Formation of Helium nuclei ….
If four ‘naked’ protons (each proton composed of four constituent e-+ and e+- particles) interact with each other simultaneously, they may ‘fuse’ to form a Helium atom. First, two of the ‘naked’ protons, each with four constituent e-+/e+- particles, ‘fuse’ to form a single nucleon that is equal to 2 X proton mass, now possessing eight constituent e-+/e+- particles – two more than a ‘normal’ nucleon equal to 2 X proton mass. Then, two of the ‘naked’ nucleons that equal 2 X proton mass interact with each other to ‘fuse’ into a single nuclear ‘boundary,’ resulting in a nucleus with two ‘naked’ nucleons entangled with each other, and occupying the same energy level within the newly formed nucleus. Each of the ‘naked’ nucleons equaling 2 X proton mass possess 8 constituent e-+/e+- particles, so that there is a total number of 16 constituent e-+/e+- particles in the newly formed He ‘naked’ nucleus – 4 more e-+/e+- particles than in a ‘normal’ He nucleus.

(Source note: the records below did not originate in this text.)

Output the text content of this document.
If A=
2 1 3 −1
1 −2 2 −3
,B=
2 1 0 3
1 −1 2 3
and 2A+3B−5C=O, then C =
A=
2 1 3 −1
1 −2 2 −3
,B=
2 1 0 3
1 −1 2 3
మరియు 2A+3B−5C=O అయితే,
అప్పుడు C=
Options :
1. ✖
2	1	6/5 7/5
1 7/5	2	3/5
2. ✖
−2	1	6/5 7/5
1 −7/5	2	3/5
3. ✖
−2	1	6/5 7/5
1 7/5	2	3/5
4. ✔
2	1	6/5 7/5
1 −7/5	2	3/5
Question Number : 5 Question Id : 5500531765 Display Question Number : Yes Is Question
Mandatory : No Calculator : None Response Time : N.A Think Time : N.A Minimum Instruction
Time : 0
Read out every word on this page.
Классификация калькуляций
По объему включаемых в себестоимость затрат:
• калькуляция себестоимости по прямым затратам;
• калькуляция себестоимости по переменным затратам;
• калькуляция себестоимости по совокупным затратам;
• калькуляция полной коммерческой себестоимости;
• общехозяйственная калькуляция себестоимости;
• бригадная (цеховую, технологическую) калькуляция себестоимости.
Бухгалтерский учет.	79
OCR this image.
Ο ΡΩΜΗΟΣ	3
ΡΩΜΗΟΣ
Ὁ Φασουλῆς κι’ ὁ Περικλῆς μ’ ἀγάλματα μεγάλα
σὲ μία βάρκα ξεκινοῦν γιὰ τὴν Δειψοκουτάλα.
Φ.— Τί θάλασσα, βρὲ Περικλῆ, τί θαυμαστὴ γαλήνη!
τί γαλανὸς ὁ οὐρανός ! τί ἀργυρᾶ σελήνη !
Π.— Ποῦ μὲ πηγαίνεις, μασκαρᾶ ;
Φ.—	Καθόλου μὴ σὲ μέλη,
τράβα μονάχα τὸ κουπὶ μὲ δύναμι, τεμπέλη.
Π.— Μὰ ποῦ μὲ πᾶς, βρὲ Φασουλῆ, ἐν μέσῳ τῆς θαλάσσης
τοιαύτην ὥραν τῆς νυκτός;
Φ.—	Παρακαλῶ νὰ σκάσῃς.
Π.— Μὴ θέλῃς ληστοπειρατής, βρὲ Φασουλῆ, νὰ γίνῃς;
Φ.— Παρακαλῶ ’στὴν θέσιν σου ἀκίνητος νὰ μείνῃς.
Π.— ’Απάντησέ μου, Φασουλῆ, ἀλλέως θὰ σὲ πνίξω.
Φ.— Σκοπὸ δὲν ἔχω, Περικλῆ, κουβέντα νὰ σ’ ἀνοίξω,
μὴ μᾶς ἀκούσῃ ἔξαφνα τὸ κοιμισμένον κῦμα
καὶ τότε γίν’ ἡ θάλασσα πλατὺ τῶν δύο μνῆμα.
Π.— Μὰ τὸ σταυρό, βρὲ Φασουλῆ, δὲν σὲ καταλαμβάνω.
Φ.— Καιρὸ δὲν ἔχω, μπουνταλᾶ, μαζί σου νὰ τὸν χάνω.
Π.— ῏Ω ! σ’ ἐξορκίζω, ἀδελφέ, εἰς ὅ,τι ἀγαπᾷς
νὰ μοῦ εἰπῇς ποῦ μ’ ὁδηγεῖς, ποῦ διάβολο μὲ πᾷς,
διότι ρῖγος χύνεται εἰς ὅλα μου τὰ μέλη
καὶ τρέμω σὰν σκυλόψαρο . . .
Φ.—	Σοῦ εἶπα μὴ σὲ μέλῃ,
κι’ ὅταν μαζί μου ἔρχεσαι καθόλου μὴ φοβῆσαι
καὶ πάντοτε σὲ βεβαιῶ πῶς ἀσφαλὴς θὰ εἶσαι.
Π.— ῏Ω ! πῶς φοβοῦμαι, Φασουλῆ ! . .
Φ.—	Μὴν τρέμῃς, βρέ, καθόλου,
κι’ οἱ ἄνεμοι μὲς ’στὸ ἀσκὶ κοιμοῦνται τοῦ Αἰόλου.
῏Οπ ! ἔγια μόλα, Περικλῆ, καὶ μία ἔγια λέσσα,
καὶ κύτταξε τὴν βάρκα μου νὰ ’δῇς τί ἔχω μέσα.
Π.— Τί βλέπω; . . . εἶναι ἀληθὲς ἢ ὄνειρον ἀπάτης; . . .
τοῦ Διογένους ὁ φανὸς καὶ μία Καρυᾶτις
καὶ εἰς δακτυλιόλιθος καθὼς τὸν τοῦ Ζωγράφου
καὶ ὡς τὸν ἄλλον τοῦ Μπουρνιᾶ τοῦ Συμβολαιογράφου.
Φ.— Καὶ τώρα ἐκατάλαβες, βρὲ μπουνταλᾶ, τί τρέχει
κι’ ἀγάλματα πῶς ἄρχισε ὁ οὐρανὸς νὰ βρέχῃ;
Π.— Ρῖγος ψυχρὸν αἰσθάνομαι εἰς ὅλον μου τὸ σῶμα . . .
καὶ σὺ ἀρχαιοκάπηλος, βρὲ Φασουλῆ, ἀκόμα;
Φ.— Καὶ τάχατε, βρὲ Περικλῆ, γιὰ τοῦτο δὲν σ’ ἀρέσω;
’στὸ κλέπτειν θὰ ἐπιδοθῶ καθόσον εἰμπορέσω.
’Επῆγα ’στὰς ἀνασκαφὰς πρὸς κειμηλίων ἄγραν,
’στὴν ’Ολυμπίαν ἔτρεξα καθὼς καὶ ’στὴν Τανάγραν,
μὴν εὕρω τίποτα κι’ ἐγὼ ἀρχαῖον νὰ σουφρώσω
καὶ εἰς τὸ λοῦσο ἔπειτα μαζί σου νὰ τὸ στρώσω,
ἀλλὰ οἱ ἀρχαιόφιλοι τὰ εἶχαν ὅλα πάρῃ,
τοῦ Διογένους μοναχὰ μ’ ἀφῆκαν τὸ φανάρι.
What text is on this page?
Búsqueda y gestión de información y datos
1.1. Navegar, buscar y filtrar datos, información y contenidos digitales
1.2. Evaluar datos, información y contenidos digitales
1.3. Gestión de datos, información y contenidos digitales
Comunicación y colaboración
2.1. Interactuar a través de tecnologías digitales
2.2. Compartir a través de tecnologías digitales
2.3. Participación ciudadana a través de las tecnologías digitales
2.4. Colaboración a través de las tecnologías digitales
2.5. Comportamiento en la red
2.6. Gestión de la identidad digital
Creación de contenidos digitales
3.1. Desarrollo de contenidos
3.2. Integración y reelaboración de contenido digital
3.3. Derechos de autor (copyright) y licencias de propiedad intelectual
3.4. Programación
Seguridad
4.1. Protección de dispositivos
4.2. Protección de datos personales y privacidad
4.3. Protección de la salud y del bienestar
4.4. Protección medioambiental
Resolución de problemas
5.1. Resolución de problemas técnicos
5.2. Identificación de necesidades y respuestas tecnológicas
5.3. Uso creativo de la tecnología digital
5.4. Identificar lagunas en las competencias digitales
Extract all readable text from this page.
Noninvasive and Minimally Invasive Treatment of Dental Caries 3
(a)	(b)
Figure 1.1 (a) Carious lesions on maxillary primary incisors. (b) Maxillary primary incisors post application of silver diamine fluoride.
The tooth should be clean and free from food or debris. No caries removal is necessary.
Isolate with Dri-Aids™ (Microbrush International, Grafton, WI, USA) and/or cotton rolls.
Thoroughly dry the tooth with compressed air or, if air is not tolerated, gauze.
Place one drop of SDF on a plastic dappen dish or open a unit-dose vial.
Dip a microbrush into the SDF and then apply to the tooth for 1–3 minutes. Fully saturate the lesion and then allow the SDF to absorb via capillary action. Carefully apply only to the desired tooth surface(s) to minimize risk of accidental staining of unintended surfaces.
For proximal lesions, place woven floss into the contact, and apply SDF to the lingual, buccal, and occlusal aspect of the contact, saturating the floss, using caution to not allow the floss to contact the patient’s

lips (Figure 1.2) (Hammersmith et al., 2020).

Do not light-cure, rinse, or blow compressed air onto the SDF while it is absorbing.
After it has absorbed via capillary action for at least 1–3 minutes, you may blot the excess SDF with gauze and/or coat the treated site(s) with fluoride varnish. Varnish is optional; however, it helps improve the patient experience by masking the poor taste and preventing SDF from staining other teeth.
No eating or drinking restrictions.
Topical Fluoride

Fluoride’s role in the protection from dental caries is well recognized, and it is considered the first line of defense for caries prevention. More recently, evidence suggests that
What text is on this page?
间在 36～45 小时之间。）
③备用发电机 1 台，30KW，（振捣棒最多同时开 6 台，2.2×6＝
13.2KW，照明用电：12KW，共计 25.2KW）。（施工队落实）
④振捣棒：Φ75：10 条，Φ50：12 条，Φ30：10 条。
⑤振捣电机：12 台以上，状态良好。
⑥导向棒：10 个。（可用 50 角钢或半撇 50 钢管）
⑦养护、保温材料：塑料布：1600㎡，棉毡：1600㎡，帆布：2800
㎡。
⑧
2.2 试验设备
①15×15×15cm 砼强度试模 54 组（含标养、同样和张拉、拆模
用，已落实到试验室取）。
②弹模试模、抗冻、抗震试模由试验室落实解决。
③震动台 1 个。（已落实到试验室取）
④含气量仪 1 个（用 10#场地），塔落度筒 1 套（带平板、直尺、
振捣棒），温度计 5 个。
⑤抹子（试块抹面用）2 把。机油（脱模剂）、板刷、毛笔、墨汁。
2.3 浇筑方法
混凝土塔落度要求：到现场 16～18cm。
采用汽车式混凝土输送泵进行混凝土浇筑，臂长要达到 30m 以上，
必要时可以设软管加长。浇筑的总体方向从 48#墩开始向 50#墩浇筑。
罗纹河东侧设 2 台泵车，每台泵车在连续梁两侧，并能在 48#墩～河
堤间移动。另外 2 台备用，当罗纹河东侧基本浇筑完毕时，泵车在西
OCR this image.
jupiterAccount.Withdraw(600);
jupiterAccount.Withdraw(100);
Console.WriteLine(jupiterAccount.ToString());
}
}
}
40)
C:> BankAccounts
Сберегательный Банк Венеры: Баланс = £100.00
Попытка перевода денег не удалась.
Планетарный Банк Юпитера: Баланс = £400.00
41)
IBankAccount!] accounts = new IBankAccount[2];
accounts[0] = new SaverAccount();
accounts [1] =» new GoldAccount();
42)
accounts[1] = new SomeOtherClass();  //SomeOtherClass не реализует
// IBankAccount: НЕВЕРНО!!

As the He ‘naked’ nuclei move away from the core of a star to regions of lower pressure and temperature, they are likely to experience instability. Since all the energy levels within the He ‘naked’ nucleus are filled beyond capacity (for lower pressure and temperature), the structure that was stable within the conditions of the core of a star no longer has optimal stability. So two of the four ‘excess’ constituent e-+/e+- particles move way outside the nucleus to a distant energy level (i.e., orbital) to provide greater directional balance and stability to the He nucleus. In the process, the other two ‘excess’ constituent e-+/e+- particles leave the He system entirely to become an entangled e-+ and e+- particle pair (i.e., analogous to an ‘electron pair,’ but with opposing e-m directionality).
[Coincidence?: The Compton (1-D wavelength) of the proton and its 3-D wavelength (E = 4πrk/r2; where k = energy at origin in a 3-D sphere) are the same – approximately 1320 millifermi (mfm). This allows exceptional structural stability of the proton(?).]